The disappearing polymorph of HIV drug ritonavir can now be recovered from its more stable nuisance form by a 15 minute ball milling procedure. Careful control of the milling conditions enabled researchers to manipulate the size and shape of ritonavir crystals to drive formation of the desired polymorph with complete selectivity. The method appears to solve a problem that caused chaos for drug manufacturer Abbott Laboratories in the late 1990s.

Polymorphism – the formation of multiple crystal forms for a single compound – is a huge challenge for the pharmaceutical industry. Different crystal structures exhibit different physical properties, which impacts the safety and efficacy of drugs. This makes controlling the crystal form vital.

‘Normally what crystallises first is what crystallises most easily – ie kinetically,’ explains Jeremy Sanders, a supramolecular chemist at the University of Cambridge, UK. ‘But that’s not necessarily the most stable form thermodynamically.’

This battle between kinetic and thermodynamic control gives rise to the phenomenon of disappearing polymorphs. If conditions spontaneously favour the formation of a thermodynamically more stable form, all the crystals will convert to the new structure and it becomes almost impossible to access the original kinetic product.

The 1990s ritonavir crisis that hit Abbott Laboratories (now AbbVie) is one of the most high-profile examples of this effect. ‘They formulated the drug on the knowledge of only one of the polymorphic forms, RVR-I,’ explains Aurora Cruz-Cabeza, a nucleation chemist at the University of Durham, UK. ‘Then a new polymorph appeared and completely contaminated everything – all the RVR-I converted into RVR-II and they couldn’t go back.’ Ultimately Abbott had to withdraw the drug from the market and reformulate at an estimated cost of $250 million (£200 million).

Now, Cruz-Cabeza’s team has shown that grinding processes like ball milling, which can induce changes in polymorphs, can reverse the disappearance of RVR-I. ‘When you grow crystals from solution, they’re in the order of at least micrometres in size so the bulk is going to dictate the thermodynamic stability,’ she says. ‘When you’re milling, you’re working with steady-state sizes in the order of nanometres, so the surface plays a huge role.’

Scheme

Source: © Pietro Sacchi et al

Interconversion between ritonavir’s polymorphs is driven by the orientation of the drug’s carbamate bond

By moderating the grinding conditions (including time, solvent, and concentration), Cruz-Cabeza’s team controlled the size and shape of the crystals generated by the milling process, enabling them to switch between bulk-driven stability and surface-driven stability.

This interconversion is partly driven by the conformation of ritonavir’s carbamate bond. ‘The kinetic form (RVR-I) has its carbamate bond in the thermodynamically most stable trans conformation and crystallises easily from solution,’ says Sanders. ‘The cis conformation is thermodynamically less stable in individual molecules but turns out to make a more stable crystal – the thermodynamic form RVR-II.’

The bulk stability of large crystals favours RVR-II. Conversely, RVR-I forms preferentially where the individual molecular interactions at the surface of small crystals dominate the stability.
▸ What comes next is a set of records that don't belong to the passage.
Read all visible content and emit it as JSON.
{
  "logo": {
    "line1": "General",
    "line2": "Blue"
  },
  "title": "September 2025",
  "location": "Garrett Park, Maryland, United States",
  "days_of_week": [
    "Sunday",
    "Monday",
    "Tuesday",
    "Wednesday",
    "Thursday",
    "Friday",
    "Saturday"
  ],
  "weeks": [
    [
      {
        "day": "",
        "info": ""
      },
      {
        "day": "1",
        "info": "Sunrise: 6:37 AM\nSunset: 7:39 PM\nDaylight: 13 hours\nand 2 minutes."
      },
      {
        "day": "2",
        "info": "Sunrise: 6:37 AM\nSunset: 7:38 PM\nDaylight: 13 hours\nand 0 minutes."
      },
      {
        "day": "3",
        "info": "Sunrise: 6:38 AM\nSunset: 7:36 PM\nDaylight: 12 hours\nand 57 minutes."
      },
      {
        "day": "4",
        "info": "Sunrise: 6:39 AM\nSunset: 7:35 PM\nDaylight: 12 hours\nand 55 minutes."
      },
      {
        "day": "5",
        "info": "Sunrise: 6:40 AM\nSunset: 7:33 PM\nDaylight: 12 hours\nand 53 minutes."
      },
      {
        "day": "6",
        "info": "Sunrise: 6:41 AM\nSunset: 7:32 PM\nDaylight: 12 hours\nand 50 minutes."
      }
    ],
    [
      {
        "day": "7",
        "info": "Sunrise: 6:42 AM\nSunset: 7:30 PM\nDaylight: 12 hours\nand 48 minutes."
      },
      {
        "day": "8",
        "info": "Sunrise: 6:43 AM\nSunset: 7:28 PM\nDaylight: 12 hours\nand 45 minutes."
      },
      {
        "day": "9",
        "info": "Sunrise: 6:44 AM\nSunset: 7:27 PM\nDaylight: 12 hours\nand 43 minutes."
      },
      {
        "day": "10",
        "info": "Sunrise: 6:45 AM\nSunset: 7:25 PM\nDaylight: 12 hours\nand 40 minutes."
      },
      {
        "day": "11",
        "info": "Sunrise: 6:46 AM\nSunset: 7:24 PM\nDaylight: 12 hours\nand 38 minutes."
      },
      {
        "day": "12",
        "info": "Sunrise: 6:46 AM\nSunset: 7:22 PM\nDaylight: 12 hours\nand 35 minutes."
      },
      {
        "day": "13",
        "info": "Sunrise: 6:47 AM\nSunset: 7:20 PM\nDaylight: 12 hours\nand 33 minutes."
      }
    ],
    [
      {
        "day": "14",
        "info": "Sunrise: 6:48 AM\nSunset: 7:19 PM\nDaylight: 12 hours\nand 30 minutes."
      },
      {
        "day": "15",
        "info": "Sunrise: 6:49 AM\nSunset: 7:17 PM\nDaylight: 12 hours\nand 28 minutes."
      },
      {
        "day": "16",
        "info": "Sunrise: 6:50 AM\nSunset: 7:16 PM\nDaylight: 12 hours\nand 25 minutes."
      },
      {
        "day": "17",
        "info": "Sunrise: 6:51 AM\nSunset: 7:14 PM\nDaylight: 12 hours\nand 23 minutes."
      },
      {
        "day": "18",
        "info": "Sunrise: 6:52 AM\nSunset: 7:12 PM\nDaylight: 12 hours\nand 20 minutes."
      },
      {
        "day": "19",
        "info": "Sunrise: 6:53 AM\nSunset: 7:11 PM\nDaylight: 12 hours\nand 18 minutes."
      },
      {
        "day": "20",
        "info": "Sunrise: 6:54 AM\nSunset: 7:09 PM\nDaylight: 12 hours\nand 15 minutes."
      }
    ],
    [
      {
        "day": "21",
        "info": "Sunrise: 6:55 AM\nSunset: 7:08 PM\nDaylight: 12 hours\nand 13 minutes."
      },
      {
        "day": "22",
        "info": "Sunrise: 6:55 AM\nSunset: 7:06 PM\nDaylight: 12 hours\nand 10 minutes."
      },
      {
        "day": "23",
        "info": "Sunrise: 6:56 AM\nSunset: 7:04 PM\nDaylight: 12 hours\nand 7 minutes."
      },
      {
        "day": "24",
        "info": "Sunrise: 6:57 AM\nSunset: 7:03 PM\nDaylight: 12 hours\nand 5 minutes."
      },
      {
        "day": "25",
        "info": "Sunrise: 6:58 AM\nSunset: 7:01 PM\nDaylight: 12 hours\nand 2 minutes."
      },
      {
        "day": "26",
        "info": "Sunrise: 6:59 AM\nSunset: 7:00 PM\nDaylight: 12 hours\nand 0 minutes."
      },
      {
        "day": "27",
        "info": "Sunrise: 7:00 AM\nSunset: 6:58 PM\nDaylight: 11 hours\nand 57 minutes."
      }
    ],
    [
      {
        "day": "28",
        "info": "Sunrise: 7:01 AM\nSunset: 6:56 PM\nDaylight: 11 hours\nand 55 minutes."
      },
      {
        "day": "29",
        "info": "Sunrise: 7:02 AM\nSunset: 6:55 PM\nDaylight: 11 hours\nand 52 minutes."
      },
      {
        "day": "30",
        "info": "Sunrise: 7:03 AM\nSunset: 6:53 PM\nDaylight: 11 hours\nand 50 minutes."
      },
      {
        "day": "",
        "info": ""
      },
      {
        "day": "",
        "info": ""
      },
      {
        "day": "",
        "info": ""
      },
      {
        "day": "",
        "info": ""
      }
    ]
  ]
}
Crystal shape also influences this surface energy and supporting computations by Cruz-Cabeza’s team showed that the energy overlap required for the interconversion only exists for needle-type crystals.

‘It’s a very rigorous piece of work. This theoretical approach, looking not just at the size or individual surfaces, but also the shape of the particles is quite innovative,’ says Linda Seton, a pharmaceutical chemist at Liverpool John Moores University, UK. ‘It would be interesting to see if this could be replicated for other systems. Milling could be used to search for new polymorphs and to enhance polymorph screening at an early stage.’
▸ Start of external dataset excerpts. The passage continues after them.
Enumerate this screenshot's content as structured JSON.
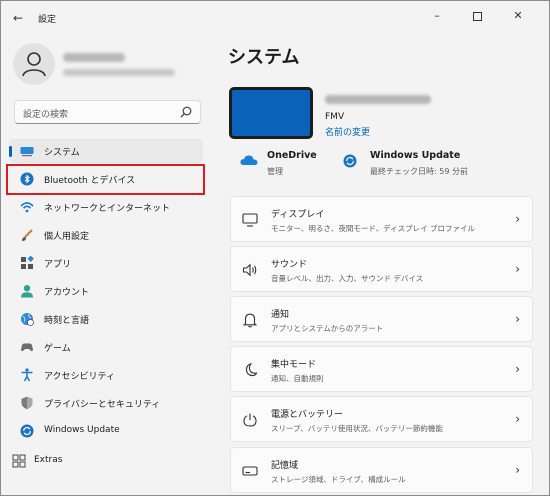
{
  "window": {
    "title": "設定"
  },
  "sidebar": {
    "search_placeholder": "設定の検索",
    "items": [
      {
        "label": "システム",
        "icon": "system-display-icon"
      },
      {
        "label": "Bluetooth とデバイス",
        "icon": "bluetooth-icon"
      },
      {
        "label": "ネットワークとインターネット",
        "icon": "wifi-icon"
      },
      {
        "label": "個人用設定",
        "icon": "brush-icon"
      },
      {
        "label": "アプリ",
        "icon": "apps-icon"
      },
      {
        "label": "アカウント",
        "icon": "account-icon"
      },
      {
        "label": "時刻と言語",
        "icon": "globe-clock-icon"
      },
      {
        "label": "ゲーム",
        "icon": "gamepad-icon"
      },
      {
        "label": "アクセシビリティ",
        "icon": "accessibility-icon"
      },
      {
        "label": "プライバシーとセキュリティ",
        "icon": "shield-icon"
      },
      {
        "label": "Windows Update",
        "icon": "windows-update-icon"
      },
      {
        "label": "Extras",
        "icon": "extras-grid-icon"
      }
    ],
    "active_index": 0,
    "highlighted_index": 1
  },
  "main": {
    "title": "システム",
    "device": {
      "model": "FMV",
      "rename_link": "名前の変更"
    },
    "quick": [
      {
        "title": "OneDrive",
        "sub": "管理",
        "icon": "onedrive-cloud-icon"
      },
      {
        "title": "Windows Update",
        "sub": "最終チェック日時: 59 分前",
        "icon": "windows-update-icon"
      }
    ],
    "cards": [
      {
        "title": "ディスプレイ",
        "sub": "モニター、明るさ、夜間モード、ディスプレイ プロファイル",
        "icon": "monitor-icon"
      },
      {
        "title": "サウンド",
        "sub": "音量レベル、出力、入力、サウンド デバイス",
        "icon": "speaker-icon"
      },
      {
        "title": "通知",
        "sub": "アプリとシステムからのアラート",
        "icon": "bell-icon"
      },
      {
        "title": "集中モード",
        "sub": "通知、自動規則",
        "icon": "moon-icon"
      },
      {
        "title": "電源とバッテリー",
        "sub": "スリープ、バッテリ使用状況、バッテリー節約機能",
        "icon": "power-icon"
      },
      {
        "title": "記憶域",
        "sub": "ストレージ領域、ドライブ、構成ルール",
        "icon": "storage-drive-icon"
      }
    ]
  },
  "colors": {
    "accent": "#0067c0",
    "highlight_border": "#d81e1e",
    "window_bg": "#f3f3f3",
    "card_bg": "#fbfbfb"
  }
}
‘We’re really excited by these findings and this establishes that mechanochemistry is a unique tool for the discovery, recovery, and control of different polymorphic forms,’ says Cruz-Cabeza. ‘We’d like to understand the amorphous third phase, which must play a key role in facilitating the conformational conversion and linking this to computational methods to predict crystal structures is the next step.’